Kennedy is a lawyer for the Natural Resources Defense Council and they've compiled research to backup Kennedy's claims. Kennedy makes a pretty serious charge that could be a major campaign issue -- especially in key swing states:
George W. Bush will go down in history as America's worst environmental president. In a ferocious three-year attack, the Bush administration has initiated more than 200 major rollbacks of America's environmental laws, weakening the protection of our country's air, water, public lands and wildlife.The lengthy article is full of specific allegations, which I won't repeat here, but I will include just one devastating example of what's gone on these past few years:
Early in the Bush administration, Vice President Cheney had solicited an industry wish list from the United States Energy Association, the lobbying arm for trade associations including the American Petroleum Institute, the National Mining Association, the Nuclear Energy Institute and the Edison Institute. The USEA responded by providing 105 specific recommendations from its members for plundering our natural resources and polluting America's air and water. In a speech to the group in June 2002, Energy Secretary Abraham reported that the administration had already implemented three-quarters of the industry's recommendations and predicted the rest would pass through Congress shortly.As I've said before, Kerry has a great environmental record -- though I think he should talk about other issues besides ANWR.

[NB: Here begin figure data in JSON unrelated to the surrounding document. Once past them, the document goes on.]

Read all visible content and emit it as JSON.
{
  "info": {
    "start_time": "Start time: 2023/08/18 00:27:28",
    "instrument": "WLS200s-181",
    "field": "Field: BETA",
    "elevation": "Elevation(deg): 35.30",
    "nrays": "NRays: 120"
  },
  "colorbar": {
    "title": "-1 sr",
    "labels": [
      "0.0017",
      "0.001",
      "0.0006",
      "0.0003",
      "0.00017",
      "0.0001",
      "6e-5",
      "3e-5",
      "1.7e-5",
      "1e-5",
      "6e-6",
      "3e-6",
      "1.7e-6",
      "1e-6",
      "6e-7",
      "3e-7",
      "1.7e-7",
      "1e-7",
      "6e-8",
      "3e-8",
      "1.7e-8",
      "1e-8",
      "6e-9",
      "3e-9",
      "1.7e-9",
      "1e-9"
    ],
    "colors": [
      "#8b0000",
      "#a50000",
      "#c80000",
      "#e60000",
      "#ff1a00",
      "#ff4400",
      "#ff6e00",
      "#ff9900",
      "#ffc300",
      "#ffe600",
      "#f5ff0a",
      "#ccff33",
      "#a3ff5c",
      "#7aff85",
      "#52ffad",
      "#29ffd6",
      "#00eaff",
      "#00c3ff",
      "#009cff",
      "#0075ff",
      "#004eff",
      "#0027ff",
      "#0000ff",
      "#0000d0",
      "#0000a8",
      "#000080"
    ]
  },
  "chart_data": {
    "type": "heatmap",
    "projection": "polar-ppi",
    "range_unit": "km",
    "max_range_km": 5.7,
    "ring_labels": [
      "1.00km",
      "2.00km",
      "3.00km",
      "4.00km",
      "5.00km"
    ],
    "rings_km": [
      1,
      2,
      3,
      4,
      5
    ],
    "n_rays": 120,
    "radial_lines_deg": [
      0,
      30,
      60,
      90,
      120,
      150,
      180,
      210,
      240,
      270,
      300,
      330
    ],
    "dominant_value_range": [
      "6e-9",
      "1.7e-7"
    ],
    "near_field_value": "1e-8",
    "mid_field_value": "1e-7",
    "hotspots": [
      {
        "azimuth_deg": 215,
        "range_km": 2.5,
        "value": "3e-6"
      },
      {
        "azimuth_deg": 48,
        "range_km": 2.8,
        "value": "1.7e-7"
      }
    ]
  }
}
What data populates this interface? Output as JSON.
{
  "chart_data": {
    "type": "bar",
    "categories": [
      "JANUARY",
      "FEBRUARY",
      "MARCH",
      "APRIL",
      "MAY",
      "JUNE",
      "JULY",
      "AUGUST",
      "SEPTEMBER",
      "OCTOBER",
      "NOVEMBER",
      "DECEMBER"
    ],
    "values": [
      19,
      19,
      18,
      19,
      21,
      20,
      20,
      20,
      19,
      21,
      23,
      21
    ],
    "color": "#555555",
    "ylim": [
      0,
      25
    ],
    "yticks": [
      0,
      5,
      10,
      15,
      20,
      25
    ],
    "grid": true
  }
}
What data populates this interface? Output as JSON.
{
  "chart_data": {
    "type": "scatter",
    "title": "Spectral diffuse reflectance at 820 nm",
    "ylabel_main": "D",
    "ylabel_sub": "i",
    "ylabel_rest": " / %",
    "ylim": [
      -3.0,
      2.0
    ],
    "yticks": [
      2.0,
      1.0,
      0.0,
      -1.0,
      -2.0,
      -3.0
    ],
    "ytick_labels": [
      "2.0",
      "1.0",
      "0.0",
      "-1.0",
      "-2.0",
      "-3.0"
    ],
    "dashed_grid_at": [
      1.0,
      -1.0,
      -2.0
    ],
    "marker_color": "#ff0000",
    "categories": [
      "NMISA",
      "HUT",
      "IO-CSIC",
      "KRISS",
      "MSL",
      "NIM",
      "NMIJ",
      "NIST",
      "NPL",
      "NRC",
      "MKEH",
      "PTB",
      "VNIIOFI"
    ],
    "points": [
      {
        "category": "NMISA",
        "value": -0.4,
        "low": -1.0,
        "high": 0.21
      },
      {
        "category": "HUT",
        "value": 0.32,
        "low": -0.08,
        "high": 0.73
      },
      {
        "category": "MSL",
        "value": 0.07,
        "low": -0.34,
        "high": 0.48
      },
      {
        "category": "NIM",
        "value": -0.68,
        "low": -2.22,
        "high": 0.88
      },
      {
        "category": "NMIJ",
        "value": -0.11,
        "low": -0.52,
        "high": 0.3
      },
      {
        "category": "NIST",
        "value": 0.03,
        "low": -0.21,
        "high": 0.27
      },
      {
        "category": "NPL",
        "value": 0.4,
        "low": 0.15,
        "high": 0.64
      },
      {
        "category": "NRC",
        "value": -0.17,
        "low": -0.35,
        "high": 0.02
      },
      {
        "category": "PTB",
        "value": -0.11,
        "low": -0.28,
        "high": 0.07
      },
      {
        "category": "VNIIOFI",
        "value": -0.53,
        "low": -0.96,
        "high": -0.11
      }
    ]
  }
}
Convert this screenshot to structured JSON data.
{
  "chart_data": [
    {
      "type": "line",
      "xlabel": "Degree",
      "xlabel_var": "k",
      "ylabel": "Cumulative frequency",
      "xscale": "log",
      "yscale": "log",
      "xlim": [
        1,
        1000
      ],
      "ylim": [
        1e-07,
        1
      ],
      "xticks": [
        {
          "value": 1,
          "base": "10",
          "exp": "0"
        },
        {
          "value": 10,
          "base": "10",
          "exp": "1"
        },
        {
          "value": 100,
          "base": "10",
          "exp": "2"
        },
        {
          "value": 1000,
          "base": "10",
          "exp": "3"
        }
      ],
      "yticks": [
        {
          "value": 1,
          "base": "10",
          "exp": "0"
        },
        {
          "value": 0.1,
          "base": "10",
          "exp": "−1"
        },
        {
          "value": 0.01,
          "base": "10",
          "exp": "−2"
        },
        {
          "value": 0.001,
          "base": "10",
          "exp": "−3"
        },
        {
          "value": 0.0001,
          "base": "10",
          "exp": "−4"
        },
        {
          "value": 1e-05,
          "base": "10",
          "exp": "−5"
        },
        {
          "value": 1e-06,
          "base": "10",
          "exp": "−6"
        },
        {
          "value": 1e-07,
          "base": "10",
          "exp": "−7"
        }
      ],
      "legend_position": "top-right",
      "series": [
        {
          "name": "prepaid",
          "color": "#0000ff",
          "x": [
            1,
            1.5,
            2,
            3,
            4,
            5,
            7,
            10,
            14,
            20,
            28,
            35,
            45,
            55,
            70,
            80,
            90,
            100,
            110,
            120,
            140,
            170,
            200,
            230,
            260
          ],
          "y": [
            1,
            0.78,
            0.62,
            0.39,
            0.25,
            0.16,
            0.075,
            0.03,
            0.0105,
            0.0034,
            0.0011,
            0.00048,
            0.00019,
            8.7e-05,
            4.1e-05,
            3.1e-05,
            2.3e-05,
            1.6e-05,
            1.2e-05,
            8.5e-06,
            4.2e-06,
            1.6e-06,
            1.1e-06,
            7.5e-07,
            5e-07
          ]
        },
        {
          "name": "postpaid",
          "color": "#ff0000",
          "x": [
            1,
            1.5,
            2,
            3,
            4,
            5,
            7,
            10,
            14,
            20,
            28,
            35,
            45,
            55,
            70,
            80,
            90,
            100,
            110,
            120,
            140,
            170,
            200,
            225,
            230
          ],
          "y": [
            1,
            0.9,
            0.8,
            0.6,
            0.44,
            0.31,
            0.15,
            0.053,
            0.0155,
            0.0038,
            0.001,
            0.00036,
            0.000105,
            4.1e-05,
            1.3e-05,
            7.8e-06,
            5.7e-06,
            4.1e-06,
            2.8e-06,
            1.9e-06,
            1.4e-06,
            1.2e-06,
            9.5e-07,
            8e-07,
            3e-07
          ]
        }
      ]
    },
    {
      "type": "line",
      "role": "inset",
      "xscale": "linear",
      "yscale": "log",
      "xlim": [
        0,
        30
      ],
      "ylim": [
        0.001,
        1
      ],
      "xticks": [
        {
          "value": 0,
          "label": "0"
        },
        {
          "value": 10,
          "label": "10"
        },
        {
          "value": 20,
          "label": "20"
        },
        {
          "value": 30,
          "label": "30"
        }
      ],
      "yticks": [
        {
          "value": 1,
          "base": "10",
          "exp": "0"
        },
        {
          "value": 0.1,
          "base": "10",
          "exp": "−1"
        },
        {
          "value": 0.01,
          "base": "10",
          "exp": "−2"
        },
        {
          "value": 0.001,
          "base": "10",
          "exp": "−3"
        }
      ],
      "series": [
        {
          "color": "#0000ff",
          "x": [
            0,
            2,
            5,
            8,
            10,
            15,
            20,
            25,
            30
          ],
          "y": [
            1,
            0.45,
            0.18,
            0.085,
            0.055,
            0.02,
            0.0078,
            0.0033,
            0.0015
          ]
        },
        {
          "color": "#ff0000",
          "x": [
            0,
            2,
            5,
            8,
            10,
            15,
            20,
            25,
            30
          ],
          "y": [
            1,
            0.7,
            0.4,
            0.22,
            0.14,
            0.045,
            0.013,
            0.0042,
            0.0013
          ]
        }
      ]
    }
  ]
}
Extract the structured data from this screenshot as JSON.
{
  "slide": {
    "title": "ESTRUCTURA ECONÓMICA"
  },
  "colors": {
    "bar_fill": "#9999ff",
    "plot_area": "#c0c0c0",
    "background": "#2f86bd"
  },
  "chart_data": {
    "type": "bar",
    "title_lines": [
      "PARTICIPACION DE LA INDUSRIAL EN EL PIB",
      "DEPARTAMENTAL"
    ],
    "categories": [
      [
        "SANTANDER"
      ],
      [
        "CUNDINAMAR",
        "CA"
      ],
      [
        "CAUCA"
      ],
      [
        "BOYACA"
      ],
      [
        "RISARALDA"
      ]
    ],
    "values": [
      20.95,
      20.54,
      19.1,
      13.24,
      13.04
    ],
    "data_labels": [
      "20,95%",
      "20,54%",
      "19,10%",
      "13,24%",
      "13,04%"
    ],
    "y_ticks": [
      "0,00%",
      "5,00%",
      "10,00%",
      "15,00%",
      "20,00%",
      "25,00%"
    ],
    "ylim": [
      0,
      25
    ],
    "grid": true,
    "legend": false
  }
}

On August 27th, 2002 -- while most of America was heading off for a Labor Day weekend -- the administration announced that it would redefine carbon dioxide, the primary cause of global warming, so that it would no longer be considered a pollutant and would therefore not be subject to regulation under the Clean Air Act. The next day, the White House repealed the act's "new source review" provision, which requires companies to modernize pollution control when they modify their plants.
According to the National Academy of Sciences, the White House rollback will cause 30,000 Americans to die prematurely each year. Although the regulation will probably be reversed in the courts, the damage will have been done, and power utilities such as Southern Co. will escape criminal prosecution. As soon as the new regulations were announced, John Pemberton, chief of staff to the EPA's assistant administrator for air, left the agency to work for Southern. The EPA's congressional office chief also left, to join Southern's lobbying shop, Bracewell, Patterson.
Whatever Democrat wins the nomination, in fact, is bound to have a far superior record to Bush on the environment. Emphasizing this issue is also a great way to discourage a significant Green Party candidacy.